Quirks: Parallel Universe
One of my least cherished memories involves a drivers’-ed instructor named Mr. Wilson and a set of Matchbox cars. It was 1975, and Mr. Wilson was trying to teach me to parallel park. At one point, keenly exasperated, he leaned over, opened the glove box and pulled out three toy cars. These he arranged on the seat between us, two of them parked against the seat back, the third waiting to pull into the space between. “This is how it works,” he said, and he rolled the third car cleanly into the space, as though it might be possible for me to simply summon a giant hand that would take control and park the car with absolutely no effort or expertise on my part.
Now I find, 30 years later, that it is possible. Lexus has designed a car that parallel parks itself, the catchily named LS 600h L Hybrid Sedan.
“It takes a radar read off the front and rear bumpers,” explained Michael Dobrin, who handles public relations for Lexus. Dobrin’s office is a few miles from our home, and Mike agreed to let me and Ed give the Advanced Parking Guidance System a try. “I want to warn you, this is not a snap deal,” said Mike when we arrived. “It takes a while to get the hang of it.” He drove us over to an area he called a dummy setup in the parking lot outside his office.

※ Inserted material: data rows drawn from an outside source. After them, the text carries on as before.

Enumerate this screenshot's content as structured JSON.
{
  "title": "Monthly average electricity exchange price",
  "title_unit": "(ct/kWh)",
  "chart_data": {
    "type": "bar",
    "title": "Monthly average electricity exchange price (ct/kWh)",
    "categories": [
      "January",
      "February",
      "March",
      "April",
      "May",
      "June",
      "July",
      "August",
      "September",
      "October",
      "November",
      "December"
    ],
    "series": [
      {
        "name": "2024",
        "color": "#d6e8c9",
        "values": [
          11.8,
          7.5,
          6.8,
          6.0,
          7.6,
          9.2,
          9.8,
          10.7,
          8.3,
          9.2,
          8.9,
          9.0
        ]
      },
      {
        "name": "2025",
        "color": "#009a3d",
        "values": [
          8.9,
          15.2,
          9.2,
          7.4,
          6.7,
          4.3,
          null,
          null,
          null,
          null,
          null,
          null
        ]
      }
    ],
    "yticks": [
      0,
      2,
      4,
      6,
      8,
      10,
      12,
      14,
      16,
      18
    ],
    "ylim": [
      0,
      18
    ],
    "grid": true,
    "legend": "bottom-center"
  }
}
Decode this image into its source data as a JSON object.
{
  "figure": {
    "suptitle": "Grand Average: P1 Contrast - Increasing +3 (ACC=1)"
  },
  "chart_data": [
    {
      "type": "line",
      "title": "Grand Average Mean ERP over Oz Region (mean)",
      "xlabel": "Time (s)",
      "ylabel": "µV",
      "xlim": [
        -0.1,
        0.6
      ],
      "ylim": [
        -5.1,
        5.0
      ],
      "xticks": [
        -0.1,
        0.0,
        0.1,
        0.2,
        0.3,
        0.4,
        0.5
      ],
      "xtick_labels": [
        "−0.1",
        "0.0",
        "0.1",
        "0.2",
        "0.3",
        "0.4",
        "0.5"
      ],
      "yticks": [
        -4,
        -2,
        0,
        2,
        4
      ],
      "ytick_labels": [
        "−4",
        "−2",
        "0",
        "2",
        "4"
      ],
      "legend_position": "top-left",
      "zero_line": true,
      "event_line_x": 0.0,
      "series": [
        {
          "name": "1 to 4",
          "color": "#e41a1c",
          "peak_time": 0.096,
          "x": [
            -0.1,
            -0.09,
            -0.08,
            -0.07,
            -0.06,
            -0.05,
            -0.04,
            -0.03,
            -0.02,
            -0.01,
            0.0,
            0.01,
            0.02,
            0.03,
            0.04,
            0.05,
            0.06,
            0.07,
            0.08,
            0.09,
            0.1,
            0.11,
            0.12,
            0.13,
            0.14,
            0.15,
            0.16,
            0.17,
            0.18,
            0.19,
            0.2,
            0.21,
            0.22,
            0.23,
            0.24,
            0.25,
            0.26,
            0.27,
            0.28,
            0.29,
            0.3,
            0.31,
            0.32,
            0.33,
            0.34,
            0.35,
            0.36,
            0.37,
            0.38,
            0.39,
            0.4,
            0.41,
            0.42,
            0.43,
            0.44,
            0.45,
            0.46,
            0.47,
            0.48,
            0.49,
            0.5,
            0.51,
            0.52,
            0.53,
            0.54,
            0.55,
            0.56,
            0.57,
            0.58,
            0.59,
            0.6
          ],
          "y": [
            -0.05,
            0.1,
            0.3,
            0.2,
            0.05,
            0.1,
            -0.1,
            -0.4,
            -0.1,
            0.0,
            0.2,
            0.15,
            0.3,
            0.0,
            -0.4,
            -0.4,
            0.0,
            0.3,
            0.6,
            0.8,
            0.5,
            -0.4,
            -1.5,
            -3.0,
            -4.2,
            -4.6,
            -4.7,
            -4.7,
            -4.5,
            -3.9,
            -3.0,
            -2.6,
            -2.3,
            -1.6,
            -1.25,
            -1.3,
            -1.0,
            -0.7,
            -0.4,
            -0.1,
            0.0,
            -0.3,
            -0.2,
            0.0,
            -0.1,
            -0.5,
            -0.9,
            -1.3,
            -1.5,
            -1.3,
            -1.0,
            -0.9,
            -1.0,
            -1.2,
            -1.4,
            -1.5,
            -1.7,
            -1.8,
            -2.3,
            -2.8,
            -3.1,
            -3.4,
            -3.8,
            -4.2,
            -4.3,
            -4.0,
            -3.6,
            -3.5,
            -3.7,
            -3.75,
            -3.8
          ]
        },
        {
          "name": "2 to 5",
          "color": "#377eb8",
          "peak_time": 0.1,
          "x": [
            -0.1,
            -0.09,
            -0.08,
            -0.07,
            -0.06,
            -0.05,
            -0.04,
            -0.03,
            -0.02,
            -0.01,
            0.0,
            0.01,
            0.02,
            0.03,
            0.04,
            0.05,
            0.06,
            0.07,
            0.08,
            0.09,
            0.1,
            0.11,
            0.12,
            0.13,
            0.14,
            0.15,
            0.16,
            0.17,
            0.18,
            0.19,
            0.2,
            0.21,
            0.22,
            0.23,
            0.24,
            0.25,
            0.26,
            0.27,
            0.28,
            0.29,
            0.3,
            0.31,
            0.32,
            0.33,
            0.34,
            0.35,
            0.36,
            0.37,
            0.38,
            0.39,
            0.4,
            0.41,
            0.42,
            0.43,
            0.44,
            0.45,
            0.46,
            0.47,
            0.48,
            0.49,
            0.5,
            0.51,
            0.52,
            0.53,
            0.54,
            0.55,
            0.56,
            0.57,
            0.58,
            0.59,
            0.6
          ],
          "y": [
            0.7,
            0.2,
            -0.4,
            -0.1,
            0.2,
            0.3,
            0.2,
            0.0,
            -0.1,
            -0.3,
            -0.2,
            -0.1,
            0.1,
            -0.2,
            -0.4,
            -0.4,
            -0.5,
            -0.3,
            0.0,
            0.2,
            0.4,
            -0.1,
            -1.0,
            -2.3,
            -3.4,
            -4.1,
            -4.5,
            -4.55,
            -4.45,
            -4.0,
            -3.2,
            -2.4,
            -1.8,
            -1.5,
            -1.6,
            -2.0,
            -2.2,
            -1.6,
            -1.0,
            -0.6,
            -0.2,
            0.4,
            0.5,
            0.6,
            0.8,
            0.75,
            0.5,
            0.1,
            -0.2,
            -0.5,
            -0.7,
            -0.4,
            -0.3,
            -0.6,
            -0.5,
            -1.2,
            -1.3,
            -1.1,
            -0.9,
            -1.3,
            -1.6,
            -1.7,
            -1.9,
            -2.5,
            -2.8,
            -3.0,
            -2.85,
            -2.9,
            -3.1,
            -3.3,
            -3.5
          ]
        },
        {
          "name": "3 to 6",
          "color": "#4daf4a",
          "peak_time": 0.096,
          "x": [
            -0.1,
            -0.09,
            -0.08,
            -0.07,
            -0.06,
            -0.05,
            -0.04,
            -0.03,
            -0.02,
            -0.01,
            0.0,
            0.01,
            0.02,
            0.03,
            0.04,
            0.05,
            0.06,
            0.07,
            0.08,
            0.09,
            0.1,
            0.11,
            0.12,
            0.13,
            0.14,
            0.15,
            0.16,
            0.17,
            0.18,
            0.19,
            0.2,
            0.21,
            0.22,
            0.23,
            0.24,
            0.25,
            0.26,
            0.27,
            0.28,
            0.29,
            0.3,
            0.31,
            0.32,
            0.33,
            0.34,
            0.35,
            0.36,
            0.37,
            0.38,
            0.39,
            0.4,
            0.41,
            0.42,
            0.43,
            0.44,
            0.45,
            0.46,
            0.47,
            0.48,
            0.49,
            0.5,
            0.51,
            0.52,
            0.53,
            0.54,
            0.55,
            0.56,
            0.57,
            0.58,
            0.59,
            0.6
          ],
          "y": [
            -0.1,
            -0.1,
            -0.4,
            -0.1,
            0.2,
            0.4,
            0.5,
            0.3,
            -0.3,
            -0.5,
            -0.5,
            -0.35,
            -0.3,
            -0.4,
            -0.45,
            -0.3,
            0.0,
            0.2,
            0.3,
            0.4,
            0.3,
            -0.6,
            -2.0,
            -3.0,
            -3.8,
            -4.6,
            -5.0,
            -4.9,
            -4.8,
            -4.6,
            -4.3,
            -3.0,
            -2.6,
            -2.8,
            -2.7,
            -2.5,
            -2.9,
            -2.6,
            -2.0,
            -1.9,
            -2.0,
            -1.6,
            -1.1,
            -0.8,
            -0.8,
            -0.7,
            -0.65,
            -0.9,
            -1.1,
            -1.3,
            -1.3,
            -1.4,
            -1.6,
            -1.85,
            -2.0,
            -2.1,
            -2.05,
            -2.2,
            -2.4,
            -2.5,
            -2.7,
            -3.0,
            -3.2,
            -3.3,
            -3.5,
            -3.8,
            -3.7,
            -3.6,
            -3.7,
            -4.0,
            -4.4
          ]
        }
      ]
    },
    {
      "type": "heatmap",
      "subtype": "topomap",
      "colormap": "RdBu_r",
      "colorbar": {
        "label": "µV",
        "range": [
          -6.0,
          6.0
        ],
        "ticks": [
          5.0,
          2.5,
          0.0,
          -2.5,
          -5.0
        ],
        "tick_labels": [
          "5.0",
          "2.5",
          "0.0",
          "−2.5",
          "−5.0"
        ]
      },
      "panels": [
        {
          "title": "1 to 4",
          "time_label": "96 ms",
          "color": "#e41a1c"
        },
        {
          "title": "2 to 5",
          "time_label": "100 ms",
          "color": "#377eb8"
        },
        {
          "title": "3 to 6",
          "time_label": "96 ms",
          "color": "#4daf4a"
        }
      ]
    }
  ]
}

I tried not to take the phrasing personally.
Mike had had one of his employees park her car in front of another parked car, leaving plenty of room for the Lexus. I pulled the Lexus alongside the front car, and Mike pushed a button on the computer screen to initiate the parking system. He explained that when
the trapezoid on the screen turns green, the car has determined that it’s in the right position to begin parking itself. The trapezoid was red. I repositioned the car.
Still red.Meanwhile, Ed sat in back, reading through the press kit and enjoying the built-in seat massager. After my third try, Mike got out of the Lexus and conferred with the woman in the parked car. “I think maybe you’re over too far toward the curb,” he said. “Can you come forward? Little more? Right there.”
Instead of merely being humiliated at flubbing a parking job, I was being humiliated at having to solicit a stranger’s help to park a self-parking car in a space the size of the Hindenburg.
“Can I try?” said Ed as he got into the front seat. He pulled up next to a Honda, pressed the button, and, boom, the car began to cut the front wheels and ease itself into the space. It was as though someone had installed a car-wash track right there in the middle of the street. (I have trouble with those too.)Mike cheered, Ed beamed, and I sank more deeply into my genuine semi-aniline leather seat. I am a woman who cannot park a self-parking car. I’d appreciate it if you didn’t mention this to Mr. Wilson.